Judge Lourie and Judge Moore wrote a concurring opinion, agreeing with the panel that the case had been correctly decided under Mayo, but explaining that the current standard foreclosed too many inventions, such as the one under discussion, from being patentable. These two judges explain that it is novel to apply known methods to this particular natural material, which had previously been considered useless. While not suggesting a new framework, their opinion concludes that “it is unsound to have a rule that takes inventions of this nature out of the realm of patent-eligibility on grounds that they only claim a natural phenomenon plus conventional steps.”
Judge Dyk wrote a second concurring opinion, explaining that, while he believed that Ariosa had been correctly decided under Mayo, he would set up a new framework to determine eligible subject matter for claims involving natural phenomena.
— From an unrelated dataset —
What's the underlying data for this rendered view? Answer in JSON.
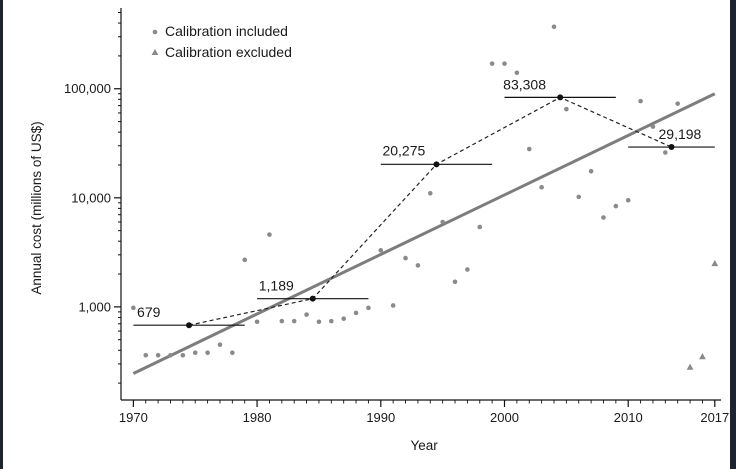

He explained that the problem with many claims drawn to the discovery of natural phenomena is that they are drawn very broadly, and therefore, if upheld, would foreclose an entire area of science. But, he explained, “if the breadth of the claim is sufficiently limited to a specific application of the new law of nature discovered by the patent applicant and [actually] reduced to practice,” then the novelty of the discovery should be enough to supply the necessary inventive concept required for patentability.
Judge Newman dissented, explaining that the claims at issue are distinguishable from those in Mayo in that “the inventors are not claiming the scientific fact of the discovery of paternal DNA in the blood of a pregnant woman; they are claiming the discovery and development of a new diagnostic method.” Judge Newman would find these claims drawn to patentable subject matter.